Comme la presse régionale s’en fait l’écho, à propos de l’arrivée du paquet neutre, non seulement l’Etat n’aide pas à se diversifier les buralistes, mais il donne des coups de canifs dans leurs prérogatives historiques (voir Lmdt des 26, 22 et 1er septembre) et instaure de nouvelles taxes (voir Lmdt du 23 septembre).
• Le Télégramme de ce dimanche 25 septembre note que les buralistes paient au prix fort les politiques de lutte contre le tabagisme. « Le paquet neutre va surtout profiter au marché parallèle qui n’a cessé de croître depuis sept ans. 27,5 % du tabac consommé en France est acheté en dehors du réseau des buralistes. Si l’on s’en réfère à l’expérience australienne, on peut estimer que ce chiffre passera à 35 % en France en juin prochain. C’est une perte pour les buralistes mais aussi un manque à gagner fiscal qui sera supporté par tous les contribuables », s’indigne Michel Guiffès, président de la fédération bretonne des buralistes et trésorier de la Confédération nationale.
Il ajoute : « dans mon département du Morbihan, on perd entre 20 et 30 buralistes par an. C’est un sujet qui nous préoccupe car ces personnes s’engagent sur la totalité de leurs biens personnels ».
« La diversification doit être rentable. Elle rapporte de l’argent quand on fait du volume et c’est plus facile quand on peut prendre une place qui n’est pas occupée. On a clairement besoin de trouver le modèle économique qui nous permettra de continuer à vivre. On reste le premier réseau social de France », souligne Cyrille Geiger, buraliste à Paris. Les gouvernements successifs ont promis d’aider les buralistes à se diversifier.
« Mais on attend toujours. L’État est aux abonnés absents.

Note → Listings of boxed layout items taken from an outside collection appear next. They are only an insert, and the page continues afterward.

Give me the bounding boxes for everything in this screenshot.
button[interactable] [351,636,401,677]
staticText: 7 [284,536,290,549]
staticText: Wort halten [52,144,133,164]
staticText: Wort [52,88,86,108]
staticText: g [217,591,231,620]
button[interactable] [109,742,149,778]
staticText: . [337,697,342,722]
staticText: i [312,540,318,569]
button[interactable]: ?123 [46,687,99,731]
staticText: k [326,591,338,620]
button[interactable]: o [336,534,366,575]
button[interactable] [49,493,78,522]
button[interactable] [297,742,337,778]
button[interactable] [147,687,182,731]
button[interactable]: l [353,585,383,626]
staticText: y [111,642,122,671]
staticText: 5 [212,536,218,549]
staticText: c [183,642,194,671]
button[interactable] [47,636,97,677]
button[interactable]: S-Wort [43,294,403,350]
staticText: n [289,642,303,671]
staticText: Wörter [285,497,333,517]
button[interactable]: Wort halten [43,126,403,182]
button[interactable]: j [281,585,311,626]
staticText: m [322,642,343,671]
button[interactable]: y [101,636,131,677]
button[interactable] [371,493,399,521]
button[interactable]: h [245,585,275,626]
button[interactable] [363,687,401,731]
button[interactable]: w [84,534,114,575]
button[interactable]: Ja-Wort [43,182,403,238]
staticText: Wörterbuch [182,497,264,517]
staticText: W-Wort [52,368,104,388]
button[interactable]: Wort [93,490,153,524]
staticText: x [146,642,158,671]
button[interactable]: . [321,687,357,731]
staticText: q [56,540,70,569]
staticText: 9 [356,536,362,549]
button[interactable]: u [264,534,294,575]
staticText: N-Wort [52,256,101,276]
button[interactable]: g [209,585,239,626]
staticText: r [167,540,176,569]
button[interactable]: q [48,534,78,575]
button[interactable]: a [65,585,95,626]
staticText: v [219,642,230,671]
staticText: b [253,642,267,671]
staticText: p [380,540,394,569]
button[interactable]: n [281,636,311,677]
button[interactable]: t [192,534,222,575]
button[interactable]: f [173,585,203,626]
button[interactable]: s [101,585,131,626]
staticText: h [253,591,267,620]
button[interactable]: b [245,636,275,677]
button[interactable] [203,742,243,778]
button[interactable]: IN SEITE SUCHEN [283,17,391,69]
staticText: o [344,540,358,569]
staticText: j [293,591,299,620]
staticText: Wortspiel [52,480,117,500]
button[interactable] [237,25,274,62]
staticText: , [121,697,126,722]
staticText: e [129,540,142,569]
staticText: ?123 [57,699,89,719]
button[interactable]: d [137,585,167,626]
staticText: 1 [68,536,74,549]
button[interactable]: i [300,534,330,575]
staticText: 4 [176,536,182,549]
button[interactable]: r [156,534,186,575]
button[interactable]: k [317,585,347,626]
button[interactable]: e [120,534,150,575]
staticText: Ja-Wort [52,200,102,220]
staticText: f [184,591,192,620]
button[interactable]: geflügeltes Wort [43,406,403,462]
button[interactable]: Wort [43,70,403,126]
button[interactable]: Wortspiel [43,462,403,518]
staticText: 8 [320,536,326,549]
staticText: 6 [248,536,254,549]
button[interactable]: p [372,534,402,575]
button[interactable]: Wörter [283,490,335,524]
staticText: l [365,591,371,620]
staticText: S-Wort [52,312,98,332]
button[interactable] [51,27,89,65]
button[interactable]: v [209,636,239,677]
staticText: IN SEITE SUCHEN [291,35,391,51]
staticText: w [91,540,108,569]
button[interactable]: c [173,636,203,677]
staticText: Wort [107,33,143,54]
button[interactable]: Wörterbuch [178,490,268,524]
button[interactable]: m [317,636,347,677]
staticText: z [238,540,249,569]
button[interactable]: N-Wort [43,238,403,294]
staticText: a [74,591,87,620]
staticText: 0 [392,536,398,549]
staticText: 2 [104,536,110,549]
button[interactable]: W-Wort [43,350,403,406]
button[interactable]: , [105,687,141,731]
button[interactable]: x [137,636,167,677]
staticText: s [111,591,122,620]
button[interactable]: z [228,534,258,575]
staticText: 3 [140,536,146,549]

On doit se débrouiller tout seul », se désole Stéphane Roudaut, à la tête des buralistes finistériens.
• Dans l’Est Eclair de ce mardi 27 septembre, Pascal Brie, président de la chambre des buralistes de l’Aube, ne décolère pas : « on va bientôt accueillir le paquet neutre dans nos linéaires avec son lot de complications quotidiennes, la Française des jeux signe un accord avec les fleuristes sans nous en parler, notre réseau de distribution est amputé de son dépôt départemental… Nous ne recevons que des mauvaises nouvelles et ça continue ».

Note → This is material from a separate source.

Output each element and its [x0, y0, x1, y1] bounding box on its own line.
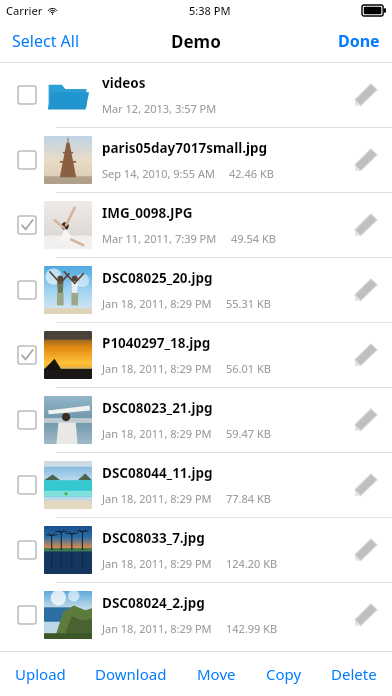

La conclusion « on étouffe le commerce, et on s’attend à voir entre 3 000 et 4 000 buralistes mettre la clé sous la porte. Mais le gouvernement s’en fout ». Par l’intermédiaire du député Nicolas Dhuicq, Michel Sapin, ministre de l’Economie leur a expliqué, le 23 août dernier, que le gouvernement cherchait à harmoniser le prix du tabac au niveau européen : « mais nous sommes déjà les plus chers de l’Europe continentale, et c’est nous qui augmentons encore. Le gouvernement se contredit lui-même ».

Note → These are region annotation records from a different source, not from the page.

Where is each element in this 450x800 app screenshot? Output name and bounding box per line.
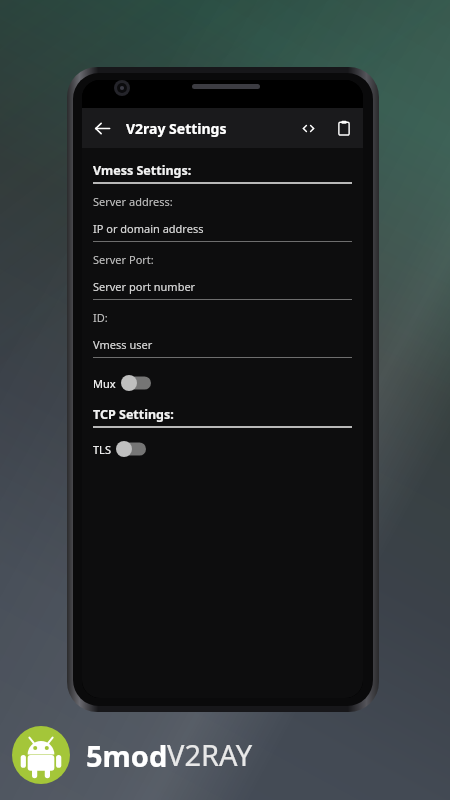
staticText: Server address:	[93, 194, 173, 209]
button[interactable]: Vmess user	[93, 337, 352, 358]
staticText: TLS	[93, 442, 111, 457]
staticText: Vmess user	[93, 337, 153, 352]
staticText: V2ray Settings	[126, 119, 227, 138]
staticText: IP or domain address	[93, 221, 204, 236]
staticText: Mux	[93, 376, 116, 391]
staticText: ID:	[93, 310, 108, 325]
staticText: 5mod	[86, 736, 168, 775]
staticText: Server Port:	[93, 252, 154, 267]
staticText: TCP Settings:	[93, 406, 174, 423]
button[interactable]: IP or domain address	[93, 221, 352, 242]
button[interactable]: TLS	[93, 436, 146, 462]
button[interactable]: Back	[82, 108, 122, 148]
button[interactable]: Mux	[93, 370, 151, 396]
staticText: Server port number	[93, 279, 196, 294]
button[interactable]: Edit as code	[291, 111, 325, 145]
button[interactable]: Server port number	[93, 279, 352, 300]
staticText: V2RAY	[167, 735, 253, 774]
staticText: Vmess Settings:	[93, 162, 192, 179]
button[interactable]: Paste from clipboard	[325, 109, 363, 147]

• Dans le Journal de Saône-et-Loire de ce mardi 27 septembre, Laurent Maquart, président de la chambre syndicale de Saône-et-Loire ne cache pas que « le paquet neutre panique la profession ». Ils étaient 120 et inquiets à l’assemblée générale départementale ce dimanche 25 septembre. « Je teste actuellement une armoire forte qui distribue automatiquement le paquet demandé (voir Lmdt du 27 juin)», explique Laurent Maquart. « Mais cette armoire va bien pour un petit ou moyen bureau de tabac qui a jusqu’à 800 clients par jour », précise-t-il, « il en faudrait plusieurs pour les gros comme celui de Mâcon qui a 3 000 clients jour ». » Sans un système automatisé, la profession craint de perdre énormément de temps pour différencier une marque d’une autre.
« Il faut savoir que le tabac reste notre produit d’appel et constitue la moitié de notre chiffre d’affaires. Les gens entrent chez nous pour ça », rappelle le président départemental. Aussi, Laurent Maquart, comme le reste de la profession, peste contre la nouvelle hausse (+ 15 %) sur le tabac à rouler. « Notre panier moyen, lui, n’augmente pas », indique-t-il, « autrefois, avec 10 euros, le client achetait un paquet de cigarettes à 5, un jeu à gratter à 2 et une petite voiture pour l’enfant. Aujourd’hui, c’est un paquet à 7,50 et un jeu à gratter à 2. Nous perdons de la marge ».